Aus eigener Anschauung und Mitwirkung am Einigungsprozess kann ich feststellen, dass wir keine Vorgaben hatten, dass wir an einem Punkt Null anfangen mussten und dass alle Beteiligten in Ost und West mit großem Elan, mit viel Einsatz, großer Anstrengung und auch  mit Phantasie den Prozess gestaltet haben.

3 Millionen qualifizierte Kräfte sind aus dem Osten in den Westen abgewandert. Aber auch mehr als eine Million Bürger*innen aus dem Westen sind in den Osten umgesiedelt, um Neues zu wagen und Veränderung (mit)zu gestalten. Nicht alle hatten an ihrem neuen Ort Erfolg.

Wir sollten uns heute – auch wenn uns Frust und Ungeduld entgegenkommt, die enormen Leistungen wertschätzen, die Menschen auf beiden Seiten und allen Ebenen erbracht haben. Innerhalb von Monaten mussten sich die Wertesysteme, die Welt- und Menschenbilder wandelt und sie haben es getan. Nicht alle konnten das Tempo mithalten, nicht allen ist die Veränderung gelungen und mancher wollte sie auch nicht und mancher ist nachvollziehbar enttäuscht.
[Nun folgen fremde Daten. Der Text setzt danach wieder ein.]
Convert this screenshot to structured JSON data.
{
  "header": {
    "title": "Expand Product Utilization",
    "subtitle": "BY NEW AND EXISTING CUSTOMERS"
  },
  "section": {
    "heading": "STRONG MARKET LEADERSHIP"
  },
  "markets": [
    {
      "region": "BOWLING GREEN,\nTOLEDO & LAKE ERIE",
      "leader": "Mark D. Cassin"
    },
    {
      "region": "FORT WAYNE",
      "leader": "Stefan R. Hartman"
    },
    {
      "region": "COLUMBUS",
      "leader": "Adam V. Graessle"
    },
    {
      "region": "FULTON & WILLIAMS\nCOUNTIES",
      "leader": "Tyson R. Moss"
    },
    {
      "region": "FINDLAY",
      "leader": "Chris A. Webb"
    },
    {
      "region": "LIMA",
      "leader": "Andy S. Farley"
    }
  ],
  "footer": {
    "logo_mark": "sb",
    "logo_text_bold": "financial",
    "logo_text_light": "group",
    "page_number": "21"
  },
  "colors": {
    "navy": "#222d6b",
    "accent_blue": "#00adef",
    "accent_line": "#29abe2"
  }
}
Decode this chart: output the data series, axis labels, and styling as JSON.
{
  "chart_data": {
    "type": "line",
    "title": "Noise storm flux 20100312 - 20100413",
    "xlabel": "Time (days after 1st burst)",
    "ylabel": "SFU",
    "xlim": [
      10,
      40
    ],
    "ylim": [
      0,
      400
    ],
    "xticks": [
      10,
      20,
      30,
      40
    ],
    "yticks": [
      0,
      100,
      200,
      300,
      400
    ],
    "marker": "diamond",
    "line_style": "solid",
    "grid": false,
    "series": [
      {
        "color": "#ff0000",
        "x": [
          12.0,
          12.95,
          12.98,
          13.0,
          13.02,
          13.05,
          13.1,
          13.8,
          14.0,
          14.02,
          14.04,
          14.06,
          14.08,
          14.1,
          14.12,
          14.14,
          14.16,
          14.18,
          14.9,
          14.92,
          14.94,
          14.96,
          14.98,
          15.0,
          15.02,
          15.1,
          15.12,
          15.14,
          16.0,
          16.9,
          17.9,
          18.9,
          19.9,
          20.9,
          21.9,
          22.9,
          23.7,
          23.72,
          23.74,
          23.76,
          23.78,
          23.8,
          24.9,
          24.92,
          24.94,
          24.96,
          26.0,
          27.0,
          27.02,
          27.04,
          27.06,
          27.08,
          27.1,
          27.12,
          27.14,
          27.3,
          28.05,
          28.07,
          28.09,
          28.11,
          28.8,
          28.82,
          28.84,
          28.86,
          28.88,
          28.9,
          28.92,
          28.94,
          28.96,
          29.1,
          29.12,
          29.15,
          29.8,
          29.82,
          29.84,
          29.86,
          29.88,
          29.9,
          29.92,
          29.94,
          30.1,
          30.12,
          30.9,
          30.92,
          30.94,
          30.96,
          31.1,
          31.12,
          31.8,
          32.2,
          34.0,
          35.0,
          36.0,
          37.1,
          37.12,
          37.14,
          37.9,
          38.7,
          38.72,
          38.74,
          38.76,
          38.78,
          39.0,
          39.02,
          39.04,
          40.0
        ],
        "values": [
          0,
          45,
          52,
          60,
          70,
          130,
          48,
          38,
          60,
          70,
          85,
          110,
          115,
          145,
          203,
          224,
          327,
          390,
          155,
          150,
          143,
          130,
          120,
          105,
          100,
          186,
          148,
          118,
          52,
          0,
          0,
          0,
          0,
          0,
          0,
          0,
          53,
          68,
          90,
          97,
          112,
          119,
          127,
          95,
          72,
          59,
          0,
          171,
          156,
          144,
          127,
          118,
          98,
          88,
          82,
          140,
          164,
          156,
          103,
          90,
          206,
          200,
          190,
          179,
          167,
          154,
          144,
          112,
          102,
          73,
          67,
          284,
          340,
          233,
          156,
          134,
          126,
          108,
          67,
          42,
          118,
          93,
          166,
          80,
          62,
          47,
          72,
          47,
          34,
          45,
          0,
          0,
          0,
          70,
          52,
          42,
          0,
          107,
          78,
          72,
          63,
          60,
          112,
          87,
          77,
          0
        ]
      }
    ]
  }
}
Ich wünsche mir, dass wir diesen heutigen Tag nutzen, um uns zu vergewissern und uns bewusst zu machen, dass diese Vereinigung ein Glücksfall war und ist – aber auch, dass es noch viel zu tun gibt.

ANLAGE 1

DER TAGESSPIEGEL, Freitag, 24. August 1990

Nächtliche Jubelszenen in der Volkskammer

Um 2 Uhr 50 fiel die Entscheidung über den DDR-Beitritt am 3. Oktober

Von unserem Korrespondenten

Gz. Berlin. Es war 2 Uhr 50 an diesem denkwürdigen 23. August 1990, als Volkskammerpräsidentin Sabine Bergmann-Pohl dem Hohen Hause sagte, diesmal bereite es ihr Vergnügen, das Abstimmungsergebnis mitzuteilen: 294 Ja-Stimmen, 62 Nein-Stimmen, sieben Enthaltungen, keine ungültigen Stimmen. Der Beitritt der DDR zur Bundesrepublik auf Grund des Artikels 23 des Grundgesetzes war damit zum 3. Oktober mit der erforderlichen Zweidrittelmehrheit, für die 267 Stimmen ausgereicht hätten, erklärt.
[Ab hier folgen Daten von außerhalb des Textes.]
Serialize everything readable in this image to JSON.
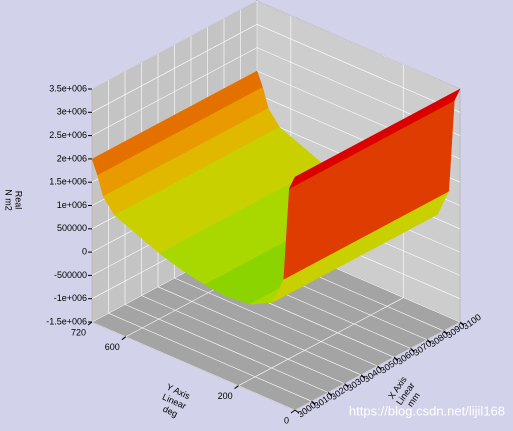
{
  "chart_data": {
    "type": "surface",
    "z_label": [
      "Real",
      "N m2"
    ],
    "y_label": [
      "Y Axis",
      "Linear",
      "deg"
    ],
    "x_label": [
      "X Axis",
      "Linear",
      "mm"
    ],
    "watermark": "https://blog.csdn.net/lijil168",
    "ylim": [
      0,
      720
    ],
    "yticks": [
      720,
      600,
      200,
      0
    ],
    "xlim": [
      3000,
      3100
    ],
    "xticks": [
      3000,
      3010,
      3020,
      3030,
      3040,
      3050,
      3060,
      3070,
      3080,
      3090,
      3100
    ],
    "zlim": [
      -1500000,
      3500000
    ],
    "zticks": [
      {
        "value": 3500000,
        "label": "3.5e+006"
      },
      {
        "value": 3000000,
        "label": "3e+006"
      },
      {
        "value": 2500000,
        "label": "2.5e+006"
      },
      {
        "value": 2000000,
        "label": "2e+006"
      },
      {
        "value": 1500000,
        "label": "1.5e+006"
      },
      {
        "value": 1000000,
        "label": "1e+006"
      },
      500000,
      0,
      -500000,
      {
        "value": -1000000,
        "label": "-1e+006"
      },
      {
        "value": -1500000,
        "label": "-1.5e+006"
      }
    ],
    "grid": true,
    "colors": [
      "#62a800",
      "#74c000",
      "#8cd400",
      "#a8d800",
      "#c8d000",
      "#e0b800",
      "#e89a00",
      "#e47000",
      "#de3c00",
      "#dc0000"
    ],
    "surface": {
      "y": [
        0,
        20,
        40,
        80,
        160,
        240,
        320,
        400,
        480,
        560,
        640,
        680,
        700,
        720
      ],
      "z": [
        3500000,
        3200000,
        1200000,
        600000,
        350000,
        300000,
        350000,
        450000,
        600000,
        800000,
        1000000,
        1300000,
        1700000,
        2000000
      ]
    }
  }
}
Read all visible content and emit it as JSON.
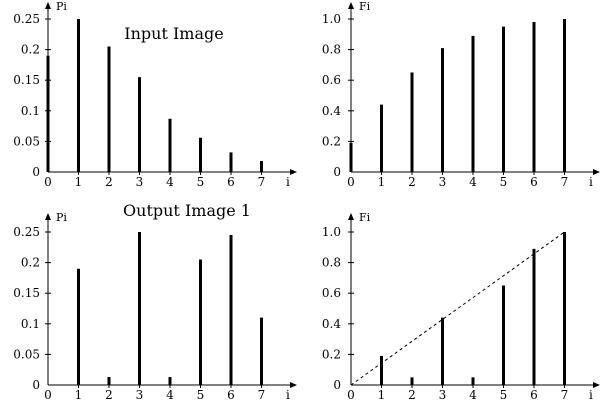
{
  "chart_data": [
    {
      "type": "bar",
      "title": "Input Image",
      "xlabel": "i",
      "ylabel": "Pi",
      "categories": [
        "0",
        "1",
        "2",
        "3",
        "4",
        "5",
        "6",
        "7"
      ],
      "values": [
        0.19,
        0.25,
        0.205,
        0.155,
        0.087,
        0.056,
        0.032,
        0.018
      ],
      "xlim": [
        0,
        7
      ],
      "ylim": [
        0,
        0.25
      ],
      "yticks": [
        "0",
        "0.05",
        "0.1",
        "0.15",
        "0.2",
        "0.25"
      ],
      "xticks": [
        "0",
        "1",
        "2",
        "3",
        "4",
        "5",
        "6",
        "7"
      ],
      "grid": false
    },
    {
      "type": "bar",
      "title": "",
      "xlabel": "i",
      "ylabel": "Fi",
      "categories": [
        "0",
        "1",
        "2",
        "3",
        "4",
        "5",
        "6",
        "7"
      ],
      "values": [
        0.19,
        0.44,
        0.65,
        0.81,
        0.89,
        0.95,
        0.98,
        1.0
      ],
      "xlim": [
        0,
        7
      ],
      "ylim": [
        0,
        1.0
      ],
      "yticks": [
        "0",
        "0.2",
        "0.4",
        "0.6",
        "0.8",
        "1.0"
      ],
      "xticks": [
        "0",
        "1",
        "2",
        "3",
        "4",
        "5",
        "6",
        "7"
      ],
      "grid": false
    },
    {
      "type": "bar",
      "title": "Output Image 1",
      "xlabel": "i",
      "ylabel": "Pi",
      "categories": [
        "0",
        "1",
        "2",
        "3",
        "4",
        "5",
        "6",
        "7"
      ],
      "values": [
        0,
        0.19,
        0.013,
        0.25,
        0.013,
        0.205,
        0.245,
        0.11
      ],
      "xlim": [
        0,
        7
      ],
      "ylim": [
        0,
        0.25
      ],
      "yticks": [
        "0",
        "0.05",
        "0.1",
        "0.15",
        "0.2",
        "0.25"
      ],
      "xticks": [
        "0",
        "1",
        "2",
        "3",
        "4",
        "5",
        "6",
        "7"
      ],
      "grid": false
    },
    {
      "type": "bar",
      "title": "",
      "xlabel": "i",
      "ylabel": "Fi",
      "categories": [
        "0",
        "1",
        "2",
        "3",
        "4",
        "5",
        "6",
        "7"
      ],
      "values": [
        0,
        0.19,
        0.05,
        0.44,
        0.05,
        0.65,
        0.89,
        1.0
      ],
      "reference_line": {
        "style": "dotted",
        "from": [
          0,
          0
        ],
        "to": [
          7,
          1.0
        ]
      },
      "xlim": [
        0,
        7
      ],
      "ylim": [
        0,
        1.0
      ],
      "yticks": [
        "0",
        "0.2",
        "0.4",
        "0.6",
        "0.8",
        "1.0"
      ],
      "xticks": [
        "0",
        "1",
        "2",
        "3",
        "4",
        "5",
        "6",
        "7"
      ],
      "grid": false
    }
  ],
  "colors": {
    "bars": "#000000",
    "axes": "#000000",
    "background": "#ffffff"
  }
}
Freudenszenen spielten sich auch bei den Abgeordneten und den Regierungsmitgliedern ab. Die meisten standen auf und applaudierten, die einen sichtlich bewegt, andere in nie zuvor erlebter Fröhlichkeit. Auch Ministerpräsident Lothar de Maiziere, der das Parlament durch einen erst am Abend gegen 19 Uhr gestellten Antrag auf Einberufung einer Sondersitzung vor die Notwendigkeit einer sofortigen Entscheidung gestellt hatte, wirkte gelöst. Der Druck des Beitrittsproblems war gewichen, der Fahrplan zur deutschen Einheit klar. Alles wird schneller geschehen, als man- es noch vor Tagen oder Wochen auch nur zu denken gewagt hatte.
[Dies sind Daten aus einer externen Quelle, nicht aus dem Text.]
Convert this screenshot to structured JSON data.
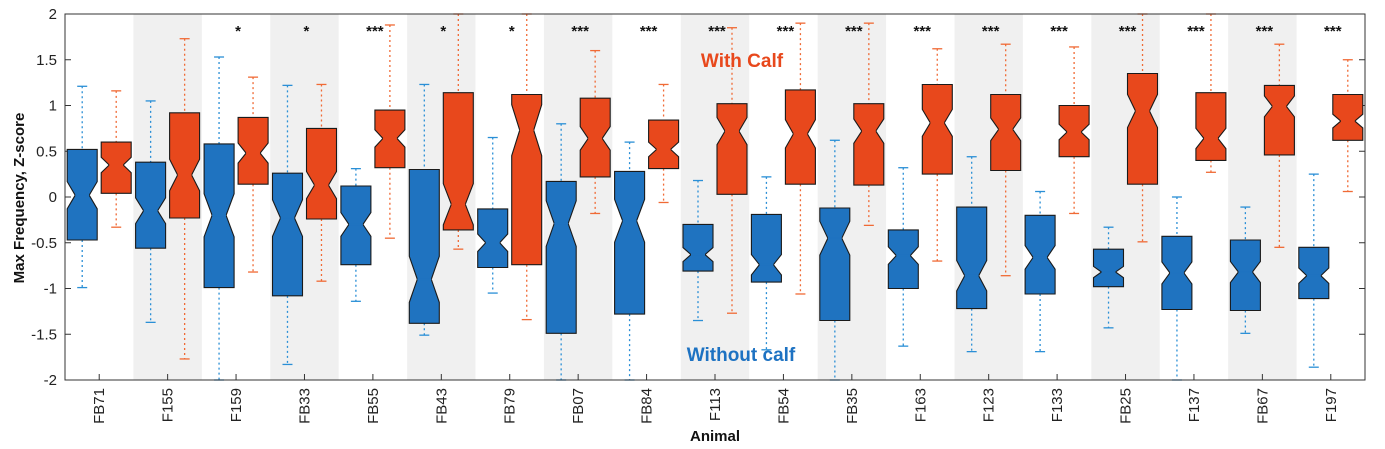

Es hatte ja in der Luft gelegen, dass der Termin endlich festgemacht werden musste nach dem langen Gerangel und Gezerre, das nicht immer rationalem Problemverständnis, sondern allzu oft einem Bedürfnis nach parteitaktisch erwünschten populistischen Effekten entsprang. Dass de Maiziere entschlossen war, diesen Konflikt zu beenden, hatte er den Fraktionsvorsitzenden bei dem Treffen tags zuvor klargemacht, bei dem man sich auf den 14. Oktober verständigte — auf einen Kompromiss, der nur wenige Stunden hielt, weil die SPD nicht ihrem Fraktionsvorsitzenden Schröder folgte, der daraufhin zurücktrat.

Aber in der Parlamentssitzung, die um 16 Uhr begann und die das Ende der nach Ansicht vieler Politiker und Beobachter zu langen Sommerpause bedeutete, stand nur das gesamtdeutsche Wahlgesetz auf der Tagesordnung. Dass es — anders als in der blamablen Sondersitzung am 8. August — diesmal die Zweidrittelmehrheit fand, hatte Schadensbegrenzung und einen Rückgewinn an Reputation für das Parlament bedeutet. Erst als dieser Punkt abgehakt war, beantragte de Maiziere, der während der Sitzung ständig an einem Manuskript gearbeitet hatte, die sofortige Einberufung einer Sondersitzung zur Entscheidung über den Beitrittstermin.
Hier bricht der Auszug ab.